I have been able to investigate garbage collector activity only in the first
phase of the behavior I described in my previopus post, while the memory
footprint is still around 70 MB. The garbage collector is very active (1,300
level 0 GCs, 290 level 1 GCs and 14 level 2 GCs in one hour). Unfortunately
the memory profiler I am using (.NET Memory Profiler 2.0) slows the
application down so it never reaches the point where the footprint starts to
grow).

By the time the application (without profiling) reaches 250 MB memory use on
my development system, which has 500 MB of RAM, the system is almost out of
memory. I have observed the application grow to 800 MB running on a server;
the servers have 2 GB of memory.
 
The numbers I gave are not virtually meaningless.

Our application occasionally throws out of memory errors (a total of two
times in one month of sporadic production running on six different
servers).
That is why I am working on this problem.

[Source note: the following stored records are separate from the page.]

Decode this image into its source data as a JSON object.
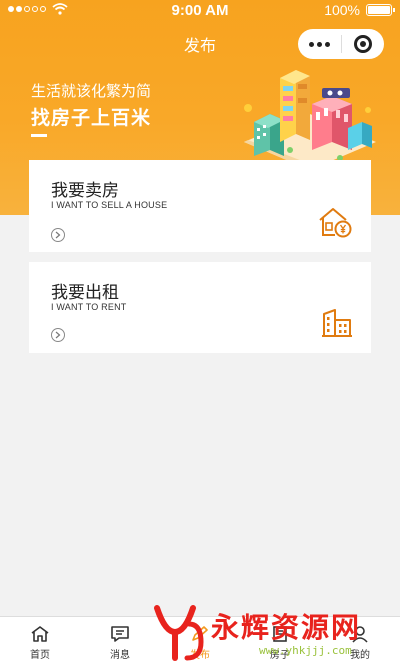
{
  "status_bar": {
    "time": "9:00 AM",
    "battery": "100%",
    "signal_icon": "signal-dots-icon",
    "wifi_icon": "wifi-icon",
    "battery_icon": "battery-icon"
  },
  "nav": {
    "title": "发布",
    "more_icon": "more-dots-icon",
    "close_icon": "target-close-icon"
  },
  "banner": {
    "subtitle": "生活就该化繁为简",
    "title": "找房子上百米",
    "illustration": "city-buildings-illustration"
  },
  "cards": [
    {
      "title": "我要卖房",
      "subtitle": "I WANT TO SELL A HOUSE",
      "icon": "house-yuan-icon",
      "arrow_icon": "arrow-right-circle-icon"
    },
    {
      "title": "我要出租",
      "subtitle": "I WANT TO RENT",
      "icon": "building-icon",
      "arrow_icon": "arrow-right-circle-icon"
    }
  ],
  "tabbar": {
    "items": [
      {
        "label": "首页",
        "icon": "home-icon"
      },
      {
        "label": "消息",
        "icon": "message-icon"
      },
      {
        "label": "发布",
        "icon": "publish-icon",
        "active": true
      },
      {
        "label": "房子",
        "icon": "house-list-icon"
      },
      {
        "label": "我的",
        "icon": "user-icon"
      }
    ]
  },
  "watermark": {
    "text": "永辉资源网",
    "url": "www.yhkjjj.com"
  },
  "colors": {
    "accent": "#f7a31f",
    "icon_orange": "#e07b10",
    "watermark_red": "#e8231d",
    "page_bg": "#f2f2f2"
  }
}
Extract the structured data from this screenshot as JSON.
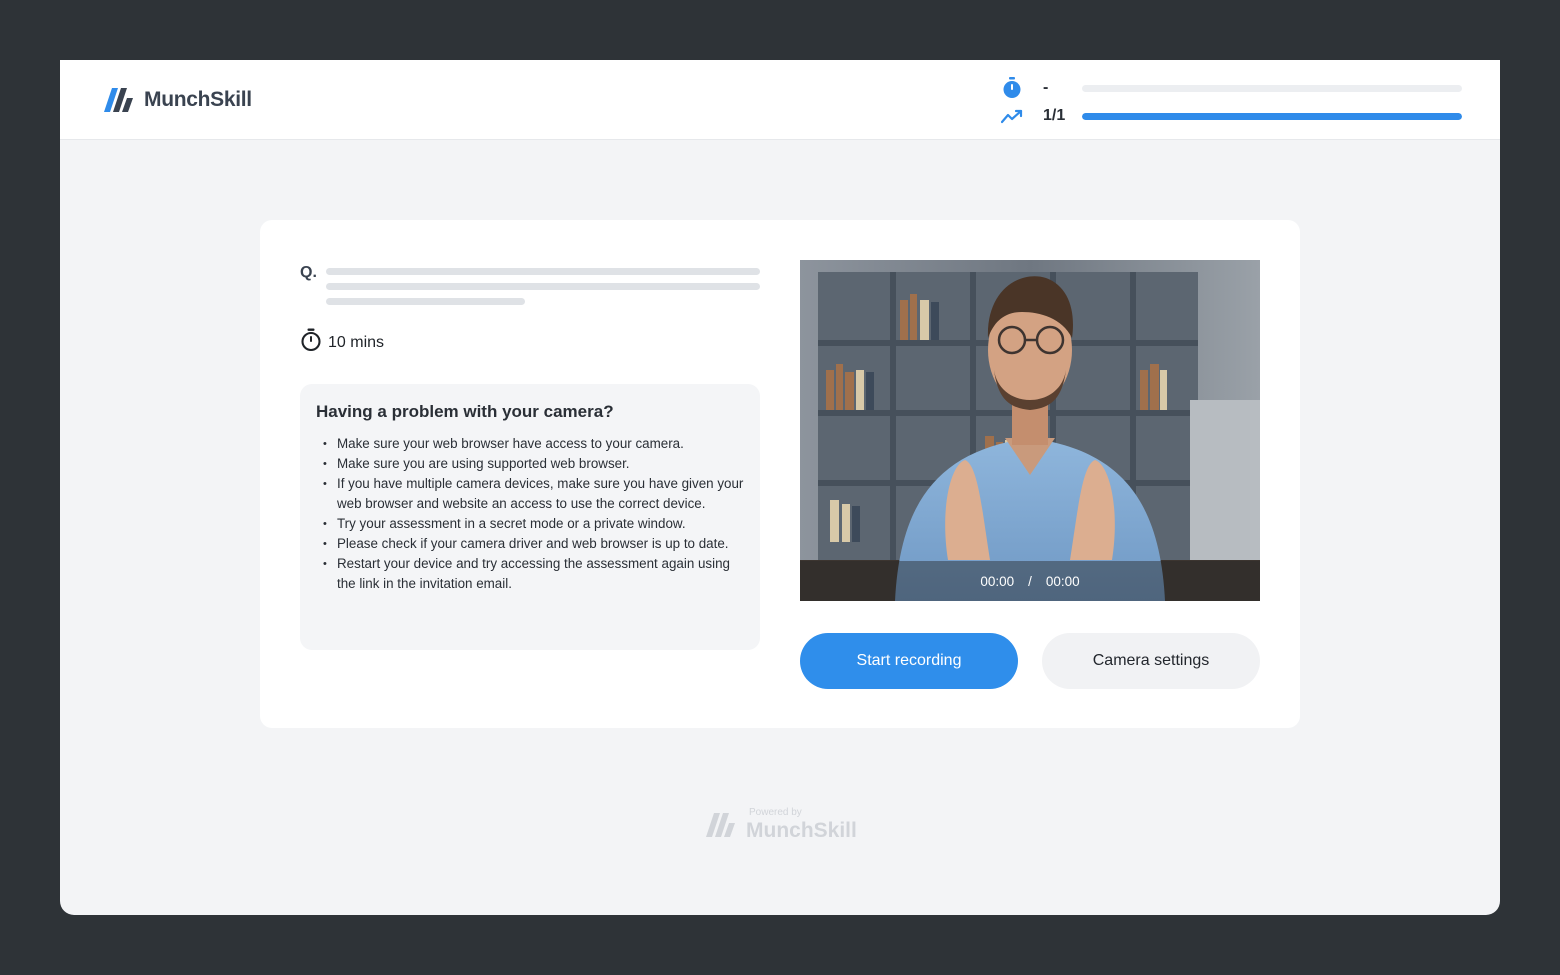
{
  "brand": {
    "name": "MunchSkill",
    "accent_color": "#2f8bea"
  },
  "progress": {
    "timer": {
      "icon": "stopwatch-icon",
      "value": "-",
      "fraction": 0
    },
    "questions": {
      "icon": "trend-line-icon",
      "value": "1/1",
      "fraction": 1.0
    }
  },
  "question": {
    "prefix": "Q.",
    "duration_icon": "stopwatch-outline-icon",
    "duration": "10 mins"
  },
  "help": {
    "title": "Having a problem with your camera?",
    "items": [
      "Make sure your web browser have access to your camera.",
      "Make sure you are using supported web browser.",
      "If you have multiple camera devices, make sure you have given your web browser and website an access to use the correct device.",
      "Try your assessment in a secret mode or a private window.",
      "Please check if your camera driver and web browser is up to date.",
      "Restart your device and try accessing the assessment again using the link in the invitation email."
    ]
  },
  "video": {
    "current_time": "00:00",
    "separator": "/",
    "total_time": "00:00"
  },
  "actions": {
    "start_label": "Start recording",
    "settings_label": "Camera settings"
  },
  "footer": {
    "powered_by": "Powered by",
    "name": "MunchSkill"
  }
}
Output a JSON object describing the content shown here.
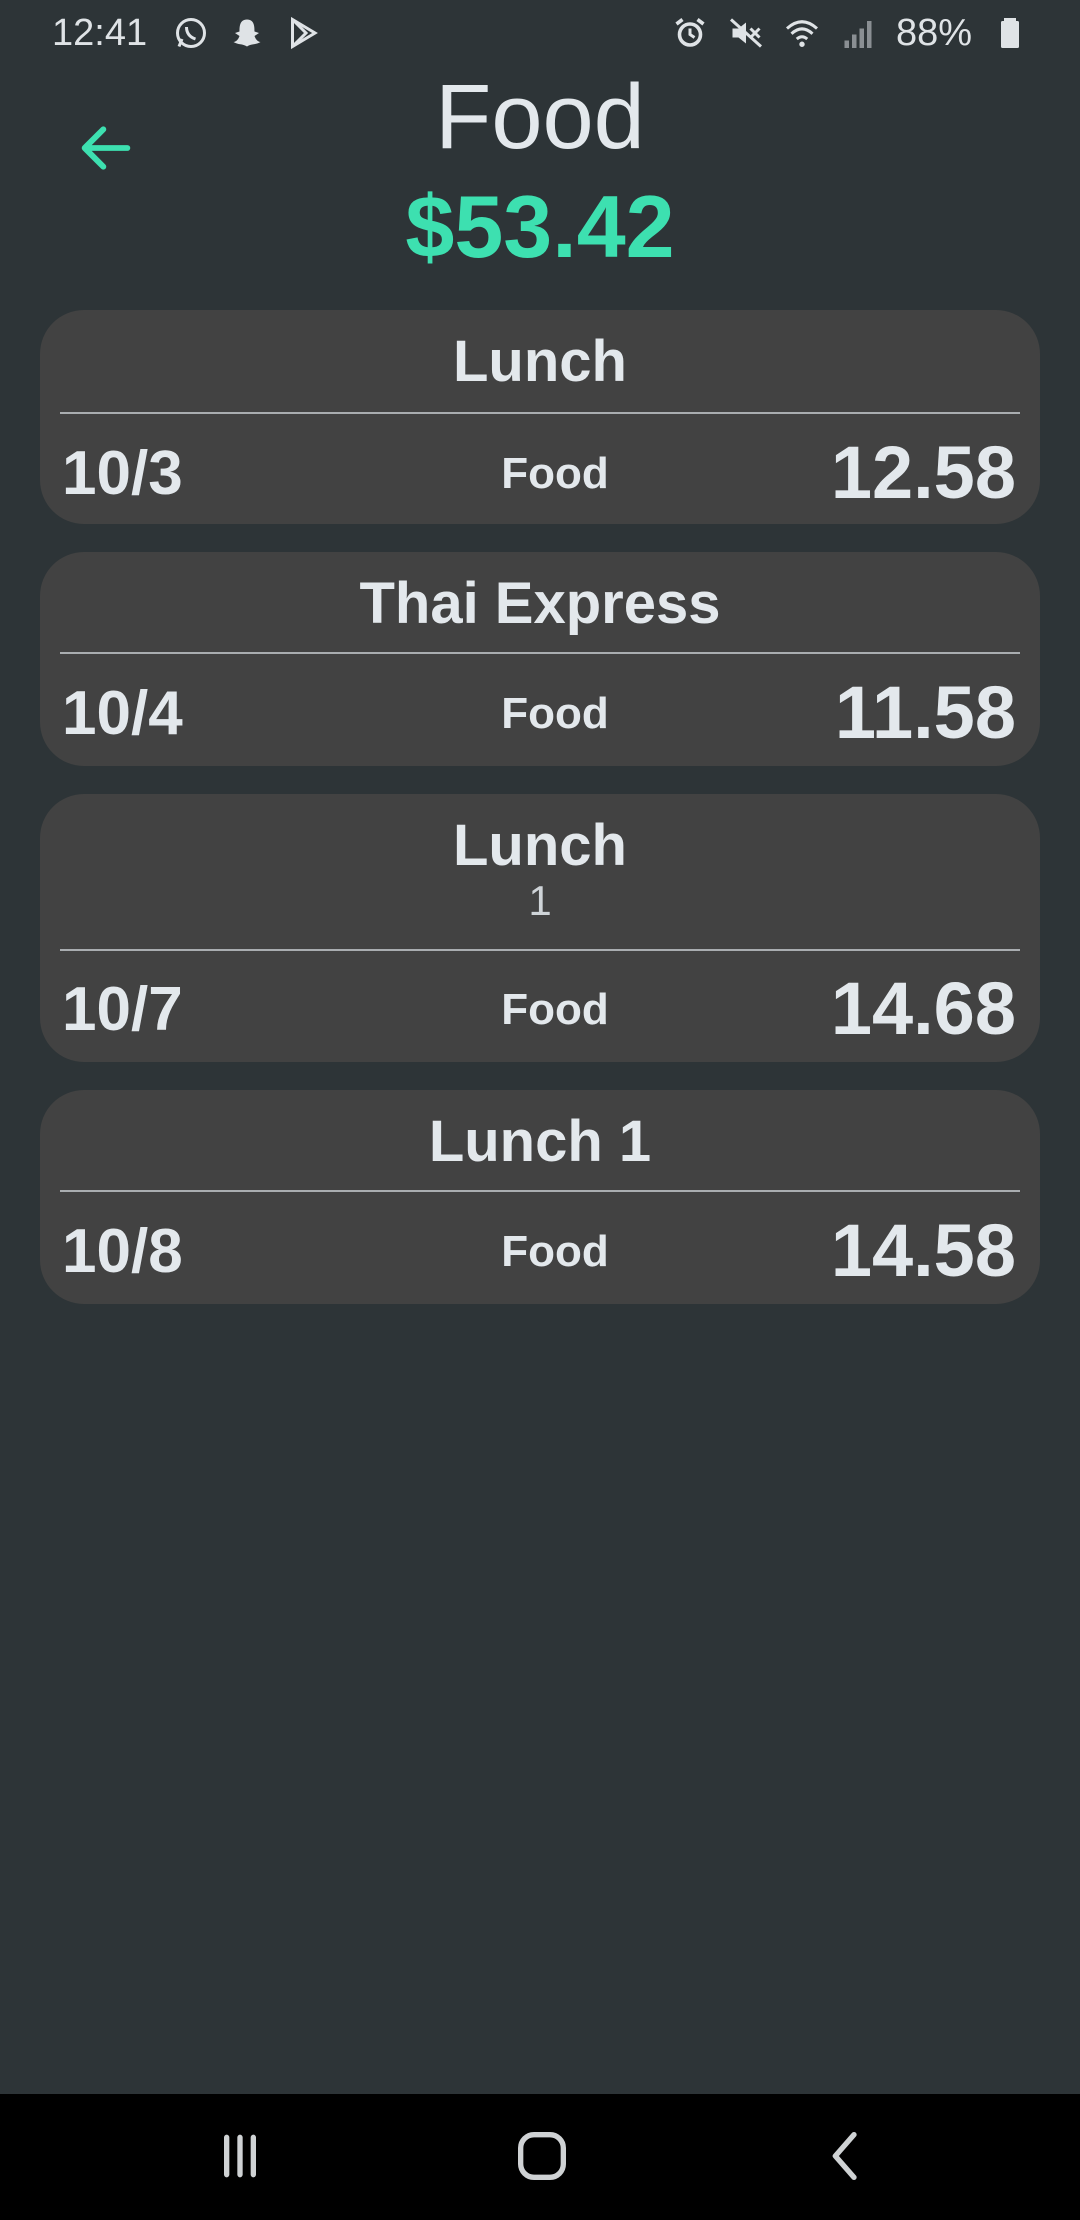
{
  "status_bar": {
    "time": "12:41",
    "battery": "88%",
    "left_icons": [
      "whatsapp-icon",
      "snapchat-icon",
      "play-store-icon"
    ],
    "right_icons": [
      "alarm-icon",
      "mute-icon",
      "wifi-icon",
      "signal-icon",
      "battery-icon"
    ]
  },
  "header": {
    "title": "Food",
    "total": "$53.42",
    "back_icon": "arrow-left-icon"
  },
  "colors": {
    "accent": "#3de0b0",
    "background": "#2d3437",
    "card": "#424242",
    "text": "#e3e8ec"
  },
  "expenses": [
    {
      "title": "Lunch",
      "note": "",
      "date": "10/3",
      "category": "Food",
      "amount": "12.58"
    },
    {
      "title": "Thai Express",
      "note": "",
      "date": "10/4",
      "category": "Food",
      "amount": "11.58"
    },
    {
      "title": "Lunch",
      "note": "1",
      "date": "10/7",
      "category": "Food",
      "amount": "14.68"
    },
    {
      "title": "Lunch 1",
      "note": "",
      "date": "10/8",
      "category": "Food",
      "amount": "14.58"
    }
  ],
  "nav_bar": {
    "icons": [
      "recent-apps-icon",
      "home-icon",
      "back-icon"
    ]
  }
}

You didn't say that before. It's context. Keep telling us those things.
I have been able to investigate garbage collector activity only in the
first
phase of the behavior I described in my previopus post, while the memory
footprint is still around 70 MB.

You didn't mention your investigation, either. You just quoted numbers.
The garbage collector is very active (1,300
level 0 GCs, 290 level 1 GCs and 14 level 2 GCs in one hour).
Unfortunately
the memory profiler I am using (.NET Memory Profiler 2.0) slows the
application down so it never reaches the point where the footprint starts
to
grow).

By the time the application (without profiling) reaches 250 MB memory use
on
my development system, which has 500 MB of RAM, the system is almost out
of
memory.

250MB physical or virtual? What was the size of your system cache?
I have observed the application grow to 800 MB running on a server;
the servers have 2 GB of memory.

Have the servers run out of memory as well?

You may well be going about this the right way, but you haven't said so in
your posts. You've got all the information about what's going on - please
share it with the newsgroup!


John Saunders
 
Hi,

First of all, I would like to confirm my understanding of your issue. From
your description, I understand that you got some memory erros when using
large DataSet to cache data. If there is any misunderstanding, please feel
free to let me know.

Could you let us know more information on the exceptions? For example, what
kind of exception and exception messages. Could you explain more on your
project. If the DataSet is too large in memory, it will be hard for us to
manage data and encounter a performance hit. I think we can try to find a
way to put less data in memory to release more resources.

Kevin Yu
=======
"This posting is provided "AS IS" with no warranties, and confers no
rights."
 
One factor that will contribute to this sort of memory usage is the use of
DataViews. When a DataView contains sort or filter parameters the DataTable's
internal indexes ArrayList gets an Index object added which contains an int array
with the row number of the rows the DataView refers to. The same thing happens
when you use the DataTable's Select method.